The peg system occupies a useful middle ground. It’s more structured than the method of loci for numbered information, more flexible than acronyms, and more powerful for ordered recall than chunking. Its main limitation is scalability. The basic rhyming system covers ten items, and while extended versions exist (using the major system to encode larger numbers as words), they require considerably more upfront memorization.
Practical Applications
Students frequently use the peg word system for exam preparation, particularly when they need to remember ranked lists, sequential steps, or numbered categories. Medical and law students, for example, sometimes use it to memorize lists of diagnostic criteria or elements of legal tests where the number of items matters.
Public speakers use it to remember the key points of a presentation in order without relying on notes.

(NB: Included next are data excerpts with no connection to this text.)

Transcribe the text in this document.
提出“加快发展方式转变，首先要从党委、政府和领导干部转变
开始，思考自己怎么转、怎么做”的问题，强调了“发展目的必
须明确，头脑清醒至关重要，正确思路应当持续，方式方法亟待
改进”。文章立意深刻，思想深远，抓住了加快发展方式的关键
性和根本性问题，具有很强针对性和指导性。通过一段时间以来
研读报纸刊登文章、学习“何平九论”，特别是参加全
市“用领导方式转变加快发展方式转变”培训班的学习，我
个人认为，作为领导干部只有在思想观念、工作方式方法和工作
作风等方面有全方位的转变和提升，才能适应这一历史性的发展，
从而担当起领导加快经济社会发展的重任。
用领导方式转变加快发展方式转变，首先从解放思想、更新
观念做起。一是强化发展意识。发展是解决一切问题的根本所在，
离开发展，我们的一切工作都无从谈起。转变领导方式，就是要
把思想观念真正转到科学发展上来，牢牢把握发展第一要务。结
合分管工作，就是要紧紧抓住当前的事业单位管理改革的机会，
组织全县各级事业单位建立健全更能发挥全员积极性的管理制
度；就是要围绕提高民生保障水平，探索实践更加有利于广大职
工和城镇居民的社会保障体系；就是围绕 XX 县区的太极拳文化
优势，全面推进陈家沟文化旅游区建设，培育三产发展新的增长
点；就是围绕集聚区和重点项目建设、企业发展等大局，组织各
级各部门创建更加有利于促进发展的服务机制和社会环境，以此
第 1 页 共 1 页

Because each point is anchored to a number, they can skip ahead or circle back to any section without losing their place. Sales professionals have used similar approaches to remember product features or client details in sequence.
In clinical psychology, mnemonic training that includes the peg system has been used as part of cognitive rehabilitation for people with mild memory impairments. The structured nature of the technique gives them a consistent framework for encoding new information, compensating partially for weakened spontaneous memory processes.
How to Build Your Own Peg List
The classic rhyming system (one-bun, two-shoe, etc.) is the easiest starting point because rhymes are naturally memorable. Spend a few minutes each day for a week visualizing each number-word pair until the associations are automatic. You should be able to hear “six” and immediately picture sticks without any effort.
Once the basic ten pegs feel effortless, you can expand. Some people create a second set using shape associations instead of rhymes: one looks like a pencil, two looks like a swan, three looks like a pair of lips viewed sideways. Others use the major system, which assigns consonant sounds to digits and builds words from them, allowing peg lists of 100 or more items. The tradeoff is always the same: more pegs mean more upfront work, but greater capacity once they’re memorized.
The key to making the system work is the quality of your mental images. Vague, static pictures fade quickly. Images that involve motion, absurdity, or sensory detail (sounds, textures, smells) tend to stick. If you need to remember that item four is “eggs,” don’t just picture eggs sitting on a door. Picture yourself opening a door and being hit by an avalanche of eggs. The more ridiculous, the more memorable.